Yes the view layer will be introduced in 2.1. We have hanami-view ready but we need to build hanami-assets and hanami-helpers + add integration code to the main hanami gem.
For me it's a shame that they doubled down on the "interactors" (which are now called operations?) pattern. I really like the containers system from `dry-rb` and overall how the routing/controller system works. I like the concept of multiple apps and slices as first class citizens.
But interactions are a plague. People start chaining interactions and very soon you have a maze of these things, with all the domain logic lost inside of these procedures and almost no POROs in sight.
Most of these complaints are, of course, not inherently the fault of these commands/operations/interactions, but they make it so easy to create these monstrosities that I have to put some of the blame on them.
Haha no it's just an example of a custom directory that you can place under app dir We're still thinking about an abstraction for operation-like objects (I actually started experimenting with this a couple of months ago) but I don't think it will become part of the main Hanami stack.
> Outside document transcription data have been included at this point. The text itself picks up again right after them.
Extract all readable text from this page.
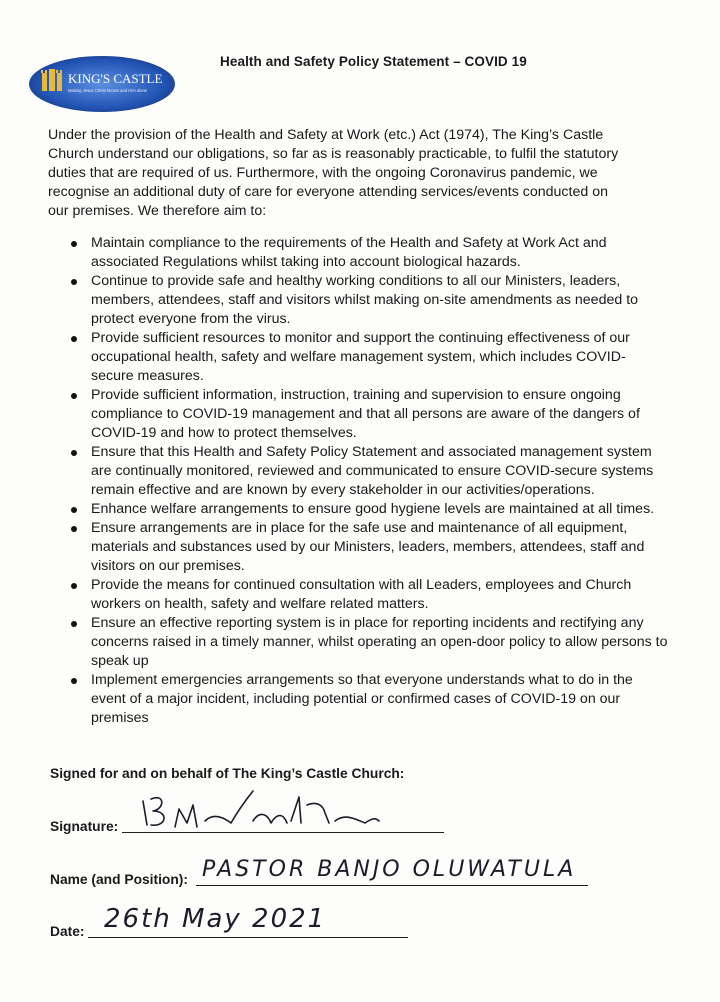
KING'S CASTLE
Making Jesus Christ known and Him alone
Health and Safety Policy Statement – COVID 19
Under the provision of the Health and Safety at Work (etc.) Act (1974), The King’s Castle Church understand our obligations, so far as is reasonably practicable, to fulfil the statutory duties that are required of us. Furthermore, with the ongoing Coronavirus pandemic, we recognise an additional duty of care for everyone attending services/events conducted on our premises. We therefore aim to:
Maintain compliance to the requirements of the Health and Safety at Work Act and associated Regulations whilst taking into account biological hazards.
Continue to provide safe and healthy working conditions to all our Ministers, leaders, members, attendees, staff and visitors whilst making on-site amendments as needed to protect everyone from the virus.
Provide sufficient resources to monitor and support the continuing effectiveness of our occupational health, safety and welfare management system, which includes COVID-secure measures.
Provide sufficient information, instruction, training and supervision to ensure ongoing compliance to COVID-19 management and that all persons are aware of the dangers of COVID-19 and how to protect themselves.
Ensure that this Health and Safety Policy Statement and associated management system are continually monitored, reviewed and communicated to ensure COVID-secure systems remain effective and are known by every stakeholder in our activities/operations.
Enhance welfare arrangements to ensure good hygiene levels are maintained at all times.
Ensure arrangements are in place for the safe use and maintenance of all equipment, materials and substances used by our Ministers, leaders, members, attendees, staff and visitors on our premises.
Provide the means for continued consultation with all Leaders, employees and Church workers on health, safety and welfare related matters.
Ensure an effective reporting system is in place for reporting incidents and rectifying any concerns raised in a timely manner, whilst operating an open-door policy to allow persons to speak up
Implement emergencies arrangements so that everyone understands what to do in the event of a major incident, including potential or confirmed cases of COVID-19 on our premises
Signed for and on behalf of The King’s Castle Church:
Signature:
Name (and Position): PASTOR BANJO OLUWATULA
Date: 26th May 2021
SlackNotifier.notify("Welcome email sent to #{email_address}")
end
This code is bad.
If you want Hanami to be an IoC framework, why still allow direct SlackNotifier to be injected to the action layer here ? I guess, lib/ folder should be loaded into Deps instead (Deps["slack_notifier"] ?
You missed the context of this example - it's just there to show that IF you don't want to use constructor DI, you can put things in lib and they won't become part of the automatic DI system
No good production code allows such things to accidentially happen, so to me, it's the error from framework. What's the point of using a framework if it couldn't help me do silly things then ?
Hanami is not a micro-framework, it is composed of multiple gems though, so if you remove them all you're left with a core of the framework that doesn't do anything except providing an API for plugging in components, configuring them and managing their state.
When it comes to differences - Sinatra is not as feature rich and it's got a less powerful plugin system. Roda has a completely different router using so called Routing Tree, which Hanami doesn't have (it's got something more akin to what Rails has) but it's also highly extendible through plugins, so there is similarity there. A huge difference is that Hanami ships with a very powerful code loading system that supports automatic dependency injection mechanism.
Hanami aims to be a complete Ruby framework, allowing you to write web apps, but also gems, and non-web ruby applications. Hanami 2.0 only ships for API focus, but in next minor versions this is going to be extended. I see it as a direct alrernative to Rails for anyone who would like to try different style of programming while still using Ruby.
Overall I think the focus with clean syntax/DSLs in Ruby projects with pervasive metaprogramming is one of the reasons the code is so hard to maintain.